Darwin P. Kingsley, III, the executive director of US Squash from 1974 to 1992, died on Sunday, April 7 at the age of ninety-one.

Kingsley grew up in and around New York City in an avid squash family. His father, Darwin, Jr., was chairman of the board of US Squash, as later was his younger brother Charlie. Kingsley played at Rockaway Hunting Club, where he was a club champion and at Yale where he played No.1 on a team that went undefeated for his three years on varsity until his last match senior year. With Alfie Hunter he won the national 50+ doubles in 1979 and 1980 and the 60+ in 1988.

Kingsley taught at the Fay School in eastern Massachusetts from 1950 to 1965 and at Episcopal Academy outside Philadelphia from 1965 to 1974. He also coached the boy’s team at Episcopal from 1969 to 1974, leading them to league titles each season.

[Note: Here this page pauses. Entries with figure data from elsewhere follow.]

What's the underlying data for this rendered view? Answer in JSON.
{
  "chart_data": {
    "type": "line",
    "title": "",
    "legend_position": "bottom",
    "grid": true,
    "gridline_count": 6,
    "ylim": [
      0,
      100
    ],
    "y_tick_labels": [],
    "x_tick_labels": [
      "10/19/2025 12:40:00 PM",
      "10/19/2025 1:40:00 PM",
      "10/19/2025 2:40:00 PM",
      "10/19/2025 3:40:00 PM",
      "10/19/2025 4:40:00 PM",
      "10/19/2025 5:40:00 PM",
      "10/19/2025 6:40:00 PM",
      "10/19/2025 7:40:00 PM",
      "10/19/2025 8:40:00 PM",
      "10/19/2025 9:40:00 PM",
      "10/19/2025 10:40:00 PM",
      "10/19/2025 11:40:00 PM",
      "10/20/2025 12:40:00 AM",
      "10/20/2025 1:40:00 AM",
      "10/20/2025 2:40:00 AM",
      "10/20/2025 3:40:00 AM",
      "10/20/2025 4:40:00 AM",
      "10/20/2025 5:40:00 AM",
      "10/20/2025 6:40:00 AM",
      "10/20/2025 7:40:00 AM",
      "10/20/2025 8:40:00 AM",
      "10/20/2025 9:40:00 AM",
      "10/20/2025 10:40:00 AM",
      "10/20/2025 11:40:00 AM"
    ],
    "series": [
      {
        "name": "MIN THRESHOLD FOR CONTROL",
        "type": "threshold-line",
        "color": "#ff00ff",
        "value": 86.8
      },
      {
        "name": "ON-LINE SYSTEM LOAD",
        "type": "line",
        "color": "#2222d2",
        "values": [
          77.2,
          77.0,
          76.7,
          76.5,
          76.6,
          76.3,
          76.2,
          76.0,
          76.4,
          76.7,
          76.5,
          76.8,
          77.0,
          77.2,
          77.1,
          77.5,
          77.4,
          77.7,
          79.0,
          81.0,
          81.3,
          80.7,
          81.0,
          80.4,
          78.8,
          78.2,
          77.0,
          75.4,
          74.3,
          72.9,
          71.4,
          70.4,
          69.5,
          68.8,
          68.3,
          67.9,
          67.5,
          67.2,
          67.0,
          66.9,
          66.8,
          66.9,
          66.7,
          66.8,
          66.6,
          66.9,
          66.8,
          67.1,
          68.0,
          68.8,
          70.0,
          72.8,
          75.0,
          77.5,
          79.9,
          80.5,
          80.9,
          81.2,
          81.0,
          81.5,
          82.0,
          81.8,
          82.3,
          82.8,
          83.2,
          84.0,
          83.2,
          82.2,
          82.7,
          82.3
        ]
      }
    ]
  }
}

Kingsley was a longtime squash administrator, serving as secretary for US Squash in the 1960s and chairman of the board from 1973-75. In 1974 he became the first executive director of US Squash. He established US Squash’s first headquarters and led a dramatic transformation of the organization and squash across the nation. Membership went from 800 when he started to over 10,000 when he retired in 1992. Under his guidance, US Squash joined the U.S. Olympic Committee and led the effort to get into the Pan American Games, created and ran dozens of tournaments a year, brought corporate sponsorship into the game, sent teams for the first time to world championships and merged with the women’s national squash association. In March 1976 Sports Illustrated, reporting on the squash boom, wrote that Kingsley had “a flair for plaid and a feel for people.” Kingsley was awarded the President’s Cup in 1984 and inducted into the U.S. Squash Hall of Fame in 2001.

“Darwin was a larger-than-life character for generations of squash players,” said Kevin Klipstein, the president and CEO of US Squash and Kingsley’s current successor. “Few were more intertwined with all aspects of squash in the U.S. during the twentieth century than PK. To me he has been and will continue to be the touchstone for all that we continue to aspire to as a sport and organization: integrity, sportsmanship, character, camaraderie and caring. He lived a full life into his nineties and we’re all the better for it. He will be missed by many.”

There will be a memorial service for Darwin Kingsley on Saturday April 27 at noon at Dunwoody Village in Newtown Square, PA.